8,5
É interessante notar que o diretor mexicano Alfonso Cuarón tenha optado por fazer um filme como Roma (idem, 2018) nesse momento de sua carreira. Após trilhar um longo caminho desde os anos 90 para se colocar no mapa, aceitando nesse meio até trabalhos infanto-juvenis de encomenda no cinema americano, como A Princesinha (A Little Princess, 1995) e Harry Potter e o Prisioneiro de Azkaban (Harry Potter and the Prisioner of Azkaban, 2004), ele finalmente atingiu um reconhecimento pouco usual em Hollywood para com estrangeiros latinos ao ser premiado com um Oscar por sua direção em Gravidade (Gravity, 2013). Diferentemente de seus conterrâneos Alejandro González Iñarritu e Guillermo del Toro, que surgiram na mesma época e também batalharam pesado pelo carequinha dourado, Cuarón retorna de seu premiado blockbuster com um filme em preto e branco, filmado no México, sem nenhum ator famoso no elenco, orçamento modesto e assinando sua própria fotografia. Roma surge então nessa filmografia não como a colheita dos louros do sucesso, mas sim como o meio encontrado por um artista para fazer o seu filme mais pessoal, agora que já garantiu certo prestígio com o público e com a crítica a ponto de não passar despercebido em um projeto tão importante.
Em recente entrevista ao site Redbull, Cuarón revelou a importância de Roma em sua carreira, visto que por muitos anos o diretor pensou que não conseguiria voltar a filmar em sua terra natal. As dificuldades de fazer cinema no México eram tantas que ele não o fazia há dezessete anos, por isso Roma passou tantos anos apenas na intenção. Basta assistir aos primeiros minutos do filme para entender: trata-se, antes de tudo, de um filme muito pessoal, quase documental, sobre um México perdido não exatamente na história, mas em suas memórias.
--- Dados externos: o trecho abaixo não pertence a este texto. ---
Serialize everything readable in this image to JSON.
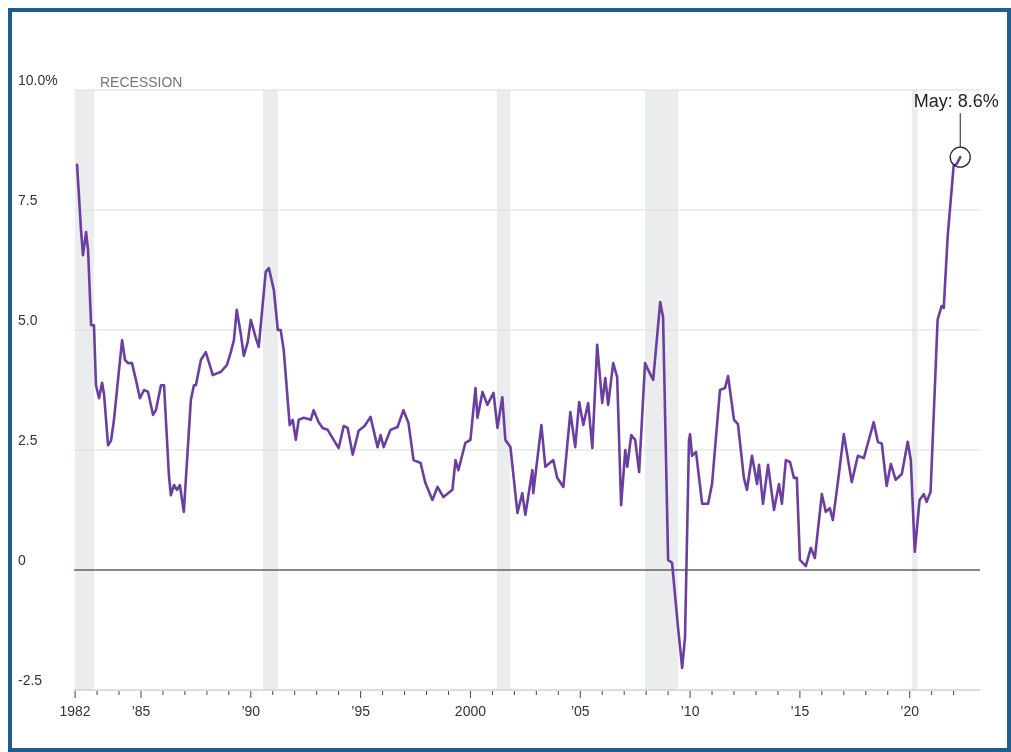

A ideia da Roma de Cuarón não foge tanto da ideia da Roma (idem, 1972) de Fellini: pintar um retrato emocional e subjetivo de um tempo-espaço que só existiu exatamente daquela forma no coração de seu criador. Não à toa a opção nostálgica e retrô por uma fotografia em preto e branco, também não por acaso assinada pelo próprio Cuarón.
De certa forma, se cruzam em Roma todos os seus trabalhos autorais e o tema que mais parece interessa-lo em seus últimos filmes: a maternidade. Se em Filhos da Esperança (Children of Men, 2006) ela é sagrada, e se em Gravidade ela é transcendental, em Roma ela é explorada em toda sua complexidade fora de um futuro apocalíptico ou de um desastre espacial, mas sim na rotina ordinária de uma mulher comum, contextualizada no México dos anos 1970. Não é difícil enxergar nessas situações cotidianas o próprio diretor se comunicando conosco, em especial através do personagem infantil Pepe (Marco Graf), que afirma lembrar da época em que era “velho”. As crianças ali não discernem o sofrimento, a desigualdade, a ruptura familiar – sua visão se volta apenas aos carinhos, brincadeiras e bobagens próprias da infância, que Cuarón se esforça tão diligentemente em preservar mesmo em meio a um cenário de tristezas latentes e sonhos minguantes.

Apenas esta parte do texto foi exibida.